Ik las Karl’s psychotische kop en voelde instinctief aan dat ik hier ofwel juist ofwel heel fout op antwoorden kon. Ik ging voor de weg die me het minst op zekere dood leek. “Eh. Neenee, ik wandelde gewoon voorbij en zag hem liggen. Eh, dood, dus. Niet levend.” Karl hervond dadelijk de vreugde van het leven. “Ah. Schitterend. En u belde de dierenbescherming. Een wakkere burger. Schitterend. Nou, nee, dan bent u vrij om te gaan.” Karl schudde m’n hand nog en met een rode kop en onder tientallen priemende blikken wisselde ik de pittoreske Resedastraat voor de relatieve vrede van de Vredestraat. Daar trok ik m’n sjaal aan en besloot nooit, nooit, nooit nog terug te keren.

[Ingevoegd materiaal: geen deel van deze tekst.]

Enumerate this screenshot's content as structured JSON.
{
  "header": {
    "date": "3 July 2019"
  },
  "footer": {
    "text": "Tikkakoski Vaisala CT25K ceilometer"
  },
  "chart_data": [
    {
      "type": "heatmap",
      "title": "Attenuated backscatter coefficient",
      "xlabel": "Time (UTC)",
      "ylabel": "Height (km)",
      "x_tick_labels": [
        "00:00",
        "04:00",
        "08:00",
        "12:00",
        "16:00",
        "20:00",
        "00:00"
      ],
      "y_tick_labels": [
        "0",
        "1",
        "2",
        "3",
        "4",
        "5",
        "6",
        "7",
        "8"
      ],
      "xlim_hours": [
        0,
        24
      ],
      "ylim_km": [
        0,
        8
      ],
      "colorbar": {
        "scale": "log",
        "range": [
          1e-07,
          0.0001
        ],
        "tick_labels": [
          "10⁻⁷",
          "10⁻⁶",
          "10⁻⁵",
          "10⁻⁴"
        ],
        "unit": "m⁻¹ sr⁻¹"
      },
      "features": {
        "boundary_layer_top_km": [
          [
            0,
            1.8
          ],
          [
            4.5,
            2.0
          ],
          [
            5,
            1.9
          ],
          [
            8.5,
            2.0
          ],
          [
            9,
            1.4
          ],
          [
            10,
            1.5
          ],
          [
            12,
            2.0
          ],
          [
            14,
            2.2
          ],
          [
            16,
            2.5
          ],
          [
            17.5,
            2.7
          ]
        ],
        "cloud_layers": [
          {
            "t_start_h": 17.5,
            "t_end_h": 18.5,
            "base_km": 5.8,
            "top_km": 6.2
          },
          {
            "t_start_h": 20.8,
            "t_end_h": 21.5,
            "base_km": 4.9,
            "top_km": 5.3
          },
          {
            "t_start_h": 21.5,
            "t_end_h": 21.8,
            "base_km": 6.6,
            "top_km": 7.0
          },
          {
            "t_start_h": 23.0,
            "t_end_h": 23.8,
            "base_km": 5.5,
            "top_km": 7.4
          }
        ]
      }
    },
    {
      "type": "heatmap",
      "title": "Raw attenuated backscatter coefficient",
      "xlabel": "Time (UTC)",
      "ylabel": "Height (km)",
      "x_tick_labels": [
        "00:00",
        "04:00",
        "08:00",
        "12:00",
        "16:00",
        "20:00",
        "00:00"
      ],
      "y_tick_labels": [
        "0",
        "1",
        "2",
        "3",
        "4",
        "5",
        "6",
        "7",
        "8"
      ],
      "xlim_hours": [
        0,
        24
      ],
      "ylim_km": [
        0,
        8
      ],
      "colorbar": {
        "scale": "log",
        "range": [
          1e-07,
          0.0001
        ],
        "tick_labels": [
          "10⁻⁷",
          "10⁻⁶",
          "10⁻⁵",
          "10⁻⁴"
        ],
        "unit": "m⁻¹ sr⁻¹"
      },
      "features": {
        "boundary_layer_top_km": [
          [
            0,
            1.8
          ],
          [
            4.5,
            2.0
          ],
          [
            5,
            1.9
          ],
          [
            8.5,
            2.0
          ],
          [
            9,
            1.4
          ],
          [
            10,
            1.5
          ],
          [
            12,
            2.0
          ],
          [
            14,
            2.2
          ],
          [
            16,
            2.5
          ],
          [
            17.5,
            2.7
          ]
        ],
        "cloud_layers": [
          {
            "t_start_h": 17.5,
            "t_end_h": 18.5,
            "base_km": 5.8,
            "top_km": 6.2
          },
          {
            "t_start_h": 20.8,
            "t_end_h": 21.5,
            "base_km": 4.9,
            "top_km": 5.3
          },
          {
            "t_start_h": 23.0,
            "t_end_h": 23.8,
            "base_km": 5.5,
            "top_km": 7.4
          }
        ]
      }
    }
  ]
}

Maar wat doet zo’n Hawaïgans überhaupt in België? Ik bedoel: hoe achterlijk kan een beest zijn dat het de Belgische winter voor Hawaï aanziet? Wordt het dan niet hoog tijd dat we de natuur eens zijn vrije loop laten? Louie, je hebt hogere breinfuncties of je hebt ze niet. Pech gehad, zeg ik. De natuur wil je dood. Darwin wil je dood. Get with the program.

Zucht. Voor nu schort ik het wandelen maar even op. Een mens ontdekt te veel over zichzelf als ‘ie wandelt. En m’n meetje mocht al veel zeggen; dàt kan nooit de bedoeling zijn geweest.